Stamp duty residential tax receipts fell 27% to £8.6bn in the year to 2024 from the year before, stemming back to the turmoil of the Liz Truss mini-Budget, HMRC figures show.
“This decrease is due to a combination of a fall in transaction numbers and policy changes,” says the department.
The nil-rate tax threshold for all purchasers of residential property and first-time buyers increased in the September 2022 Liz Truss mini-Budget.
This affected only half of the 2022 to 2023 numbers compared with all of the data from 2023 to 2024.
HMRC says FTB transactions that benefitted from the tax relief tumbled by 44% to 113,100 in 2023 to 2024 compared to the year before, with an estimated £540m saved, down 24%.

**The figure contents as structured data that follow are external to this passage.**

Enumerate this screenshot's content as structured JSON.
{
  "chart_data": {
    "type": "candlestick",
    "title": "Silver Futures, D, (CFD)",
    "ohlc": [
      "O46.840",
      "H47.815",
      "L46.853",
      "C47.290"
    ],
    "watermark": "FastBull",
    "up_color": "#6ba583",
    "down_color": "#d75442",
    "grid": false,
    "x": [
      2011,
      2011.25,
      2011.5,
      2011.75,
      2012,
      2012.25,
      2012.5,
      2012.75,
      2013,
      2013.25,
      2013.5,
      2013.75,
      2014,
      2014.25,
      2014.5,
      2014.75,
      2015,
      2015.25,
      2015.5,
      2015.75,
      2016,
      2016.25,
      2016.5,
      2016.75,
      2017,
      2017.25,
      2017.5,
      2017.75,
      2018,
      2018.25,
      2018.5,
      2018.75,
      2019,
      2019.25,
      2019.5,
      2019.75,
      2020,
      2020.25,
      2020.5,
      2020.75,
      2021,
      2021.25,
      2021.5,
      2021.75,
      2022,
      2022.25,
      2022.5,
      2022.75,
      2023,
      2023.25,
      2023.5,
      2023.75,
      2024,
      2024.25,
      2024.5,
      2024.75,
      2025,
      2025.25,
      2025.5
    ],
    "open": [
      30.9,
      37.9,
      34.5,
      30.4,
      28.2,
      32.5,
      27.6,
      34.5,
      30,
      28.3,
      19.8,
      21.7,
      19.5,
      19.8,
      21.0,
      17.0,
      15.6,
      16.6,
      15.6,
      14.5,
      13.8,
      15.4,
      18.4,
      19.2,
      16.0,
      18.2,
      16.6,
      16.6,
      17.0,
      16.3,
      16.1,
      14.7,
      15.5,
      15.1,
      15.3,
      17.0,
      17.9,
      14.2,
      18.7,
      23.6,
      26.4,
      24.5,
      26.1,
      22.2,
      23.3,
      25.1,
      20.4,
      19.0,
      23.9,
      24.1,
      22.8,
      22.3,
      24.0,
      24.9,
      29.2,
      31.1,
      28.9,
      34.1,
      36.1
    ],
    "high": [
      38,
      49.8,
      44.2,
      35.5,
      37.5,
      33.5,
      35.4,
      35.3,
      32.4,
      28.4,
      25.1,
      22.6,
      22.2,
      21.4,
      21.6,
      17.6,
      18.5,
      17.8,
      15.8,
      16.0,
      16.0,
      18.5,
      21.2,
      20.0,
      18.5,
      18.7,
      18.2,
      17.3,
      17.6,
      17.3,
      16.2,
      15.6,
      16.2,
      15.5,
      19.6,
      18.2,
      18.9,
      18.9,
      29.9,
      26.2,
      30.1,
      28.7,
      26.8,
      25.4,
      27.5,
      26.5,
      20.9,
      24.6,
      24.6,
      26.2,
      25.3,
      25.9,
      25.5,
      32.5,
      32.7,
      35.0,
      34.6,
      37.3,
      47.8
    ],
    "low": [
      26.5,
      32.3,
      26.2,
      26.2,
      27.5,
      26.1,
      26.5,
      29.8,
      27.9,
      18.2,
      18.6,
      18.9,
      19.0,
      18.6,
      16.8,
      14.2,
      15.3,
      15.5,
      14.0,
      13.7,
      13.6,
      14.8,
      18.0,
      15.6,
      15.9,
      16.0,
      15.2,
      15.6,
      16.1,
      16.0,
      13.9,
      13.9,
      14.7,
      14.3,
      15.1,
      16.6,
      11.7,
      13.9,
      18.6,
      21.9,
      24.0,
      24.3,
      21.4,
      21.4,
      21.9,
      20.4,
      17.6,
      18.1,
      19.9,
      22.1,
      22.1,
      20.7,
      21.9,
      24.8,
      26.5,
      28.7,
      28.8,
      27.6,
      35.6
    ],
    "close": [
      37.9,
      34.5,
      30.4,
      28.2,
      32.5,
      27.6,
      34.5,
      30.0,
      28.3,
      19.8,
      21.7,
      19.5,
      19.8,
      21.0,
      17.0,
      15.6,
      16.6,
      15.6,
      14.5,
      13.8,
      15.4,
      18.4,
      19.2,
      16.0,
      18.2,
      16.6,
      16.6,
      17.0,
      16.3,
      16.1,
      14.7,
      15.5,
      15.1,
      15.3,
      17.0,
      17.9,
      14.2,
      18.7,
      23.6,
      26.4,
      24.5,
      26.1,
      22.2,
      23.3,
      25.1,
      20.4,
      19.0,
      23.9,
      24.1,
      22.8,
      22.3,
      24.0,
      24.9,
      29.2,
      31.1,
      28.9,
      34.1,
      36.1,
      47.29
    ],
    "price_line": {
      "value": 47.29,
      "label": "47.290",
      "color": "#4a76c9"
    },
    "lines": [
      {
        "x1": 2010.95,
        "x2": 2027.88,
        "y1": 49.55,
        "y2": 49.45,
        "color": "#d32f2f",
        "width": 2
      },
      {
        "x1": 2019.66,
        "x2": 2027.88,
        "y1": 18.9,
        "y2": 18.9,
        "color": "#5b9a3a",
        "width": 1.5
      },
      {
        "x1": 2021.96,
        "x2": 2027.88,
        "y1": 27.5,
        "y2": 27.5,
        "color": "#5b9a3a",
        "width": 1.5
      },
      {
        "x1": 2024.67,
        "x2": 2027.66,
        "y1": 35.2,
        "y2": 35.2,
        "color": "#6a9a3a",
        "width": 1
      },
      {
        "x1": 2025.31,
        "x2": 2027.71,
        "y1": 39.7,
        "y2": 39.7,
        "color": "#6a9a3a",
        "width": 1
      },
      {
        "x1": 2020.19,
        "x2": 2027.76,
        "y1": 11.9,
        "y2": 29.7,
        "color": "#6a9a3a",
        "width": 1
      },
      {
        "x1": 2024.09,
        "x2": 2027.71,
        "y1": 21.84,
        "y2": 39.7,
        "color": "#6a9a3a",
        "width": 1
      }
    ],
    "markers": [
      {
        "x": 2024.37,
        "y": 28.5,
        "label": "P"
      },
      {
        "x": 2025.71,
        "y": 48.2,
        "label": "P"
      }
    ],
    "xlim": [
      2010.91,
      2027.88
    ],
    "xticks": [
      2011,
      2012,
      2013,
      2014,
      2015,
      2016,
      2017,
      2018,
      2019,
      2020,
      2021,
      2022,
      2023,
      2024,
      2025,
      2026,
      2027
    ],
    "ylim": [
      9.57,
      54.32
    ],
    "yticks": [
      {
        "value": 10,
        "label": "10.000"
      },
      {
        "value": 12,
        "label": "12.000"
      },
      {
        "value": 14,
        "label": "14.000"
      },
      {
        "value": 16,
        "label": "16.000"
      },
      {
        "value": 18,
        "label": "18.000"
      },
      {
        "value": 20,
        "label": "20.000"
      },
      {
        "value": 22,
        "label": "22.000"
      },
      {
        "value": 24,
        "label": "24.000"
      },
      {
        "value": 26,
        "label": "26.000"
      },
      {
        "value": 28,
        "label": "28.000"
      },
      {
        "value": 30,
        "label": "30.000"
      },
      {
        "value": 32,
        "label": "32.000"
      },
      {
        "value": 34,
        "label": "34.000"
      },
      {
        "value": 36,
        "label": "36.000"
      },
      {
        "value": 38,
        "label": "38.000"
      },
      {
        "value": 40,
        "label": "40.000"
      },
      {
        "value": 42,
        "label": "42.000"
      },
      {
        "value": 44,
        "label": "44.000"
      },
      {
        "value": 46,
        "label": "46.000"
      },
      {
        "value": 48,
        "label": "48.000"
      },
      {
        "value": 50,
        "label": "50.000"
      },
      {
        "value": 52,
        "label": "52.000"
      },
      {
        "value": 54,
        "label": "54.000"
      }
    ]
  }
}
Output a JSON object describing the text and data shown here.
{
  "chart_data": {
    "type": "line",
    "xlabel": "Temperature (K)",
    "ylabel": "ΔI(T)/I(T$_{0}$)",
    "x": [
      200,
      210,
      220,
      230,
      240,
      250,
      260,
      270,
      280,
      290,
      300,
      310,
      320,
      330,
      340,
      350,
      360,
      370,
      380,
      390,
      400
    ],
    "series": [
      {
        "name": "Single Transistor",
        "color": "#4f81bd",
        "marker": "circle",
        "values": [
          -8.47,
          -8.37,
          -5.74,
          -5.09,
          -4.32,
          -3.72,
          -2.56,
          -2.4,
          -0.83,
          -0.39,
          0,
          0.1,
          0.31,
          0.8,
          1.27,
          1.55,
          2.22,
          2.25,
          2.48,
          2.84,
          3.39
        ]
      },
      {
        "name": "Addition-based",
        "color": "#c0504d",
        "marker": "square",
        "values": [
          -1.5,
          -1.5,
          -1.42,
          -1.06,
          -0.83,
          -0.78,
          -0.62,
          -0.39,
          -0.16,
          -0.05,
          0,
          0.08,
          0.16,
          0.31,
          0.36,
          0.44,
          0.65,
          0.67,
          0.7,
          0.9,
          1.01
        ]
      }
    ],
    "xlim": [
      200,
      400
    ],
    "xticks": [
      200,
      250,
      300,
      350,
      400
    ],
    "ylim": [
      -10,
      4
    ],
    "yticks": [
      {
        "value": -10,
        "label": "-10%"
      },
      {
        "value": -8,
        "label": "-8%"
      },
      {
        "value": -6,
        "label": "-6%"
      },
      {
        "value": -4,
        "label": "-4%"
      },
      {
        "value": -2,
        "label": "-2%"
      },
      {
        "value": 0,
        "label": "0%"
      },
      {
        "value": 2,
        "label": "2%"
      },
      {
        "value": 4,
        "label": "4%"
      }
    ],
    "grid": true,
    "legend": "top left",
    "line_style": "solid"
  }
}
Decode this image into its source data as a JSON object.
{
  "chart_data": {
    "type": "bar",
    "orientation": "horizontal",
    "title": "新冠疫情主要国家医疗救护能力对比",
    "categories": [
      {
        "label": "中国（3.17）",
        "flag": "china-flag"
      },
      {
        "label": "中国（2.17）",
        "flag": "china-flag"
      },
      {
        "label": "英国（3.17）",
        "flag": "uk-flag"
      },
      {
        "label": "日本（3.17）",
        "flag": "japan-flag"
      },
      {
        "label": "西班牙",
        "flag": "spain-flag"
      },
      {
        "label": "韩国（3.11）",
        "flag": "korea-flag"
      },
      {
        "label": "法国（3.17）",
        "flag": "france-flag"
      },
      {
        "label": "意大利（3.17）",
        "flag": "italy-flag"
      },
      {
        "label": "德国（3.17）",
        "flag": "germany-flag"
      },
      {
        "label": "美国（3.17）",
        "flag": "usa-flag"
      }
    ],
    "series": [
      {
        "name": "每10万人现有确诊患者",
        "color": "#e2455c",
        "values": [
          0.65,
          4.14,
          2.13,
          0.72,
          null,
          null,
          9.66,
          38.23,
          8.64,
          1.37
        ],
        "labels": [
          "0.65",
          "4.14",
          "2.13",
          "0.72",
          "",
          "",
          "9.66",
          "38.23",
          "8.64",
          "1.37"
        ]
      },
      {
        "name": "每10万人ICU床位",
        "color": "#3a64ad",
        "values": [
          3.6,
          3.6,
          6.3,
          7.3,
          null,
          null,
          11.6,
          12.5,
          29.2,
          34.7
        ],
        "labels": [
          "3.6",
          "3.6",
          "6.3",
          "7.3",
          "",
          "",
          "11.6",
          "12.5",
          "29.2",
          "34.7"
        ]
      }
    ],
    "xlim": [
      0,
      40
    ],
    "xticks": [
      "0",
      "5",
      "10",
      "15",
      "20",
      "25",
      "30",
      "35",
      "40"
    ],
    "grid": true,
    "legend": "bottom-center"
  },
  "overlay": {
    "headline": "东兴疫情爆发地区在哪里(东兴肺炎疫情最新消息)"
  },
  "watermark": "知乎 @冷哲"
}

It says: “Part of the decrease is explained by FTBs purchasing a property with a price below £250,000 no longer having to claim the relief from September 2022 onwards.”
Among higher rates on additional dwellings receipts, paid by landlords, there were 191,500 transactions in 2023 to 2024, down 20% on a year ago.
The tax take on these properties came in at £1.2bn, also 20% lower from the previous 12 months.
In the mini-Budget in September 2022, then Chancellor Kwasi Kwarteng announced that the 2% standard rate for residential properties for the part of the property price between £125,000 and £250,000 no longer applied.
He also raised the thresholds for FTB relief so that these purchases were completely exempt for the first £425,000 of the purchase price.
But in November 2022 the government, under then Chancellor Jeremy Hunt, said these changes would be temporary and would last until 31 March 2025.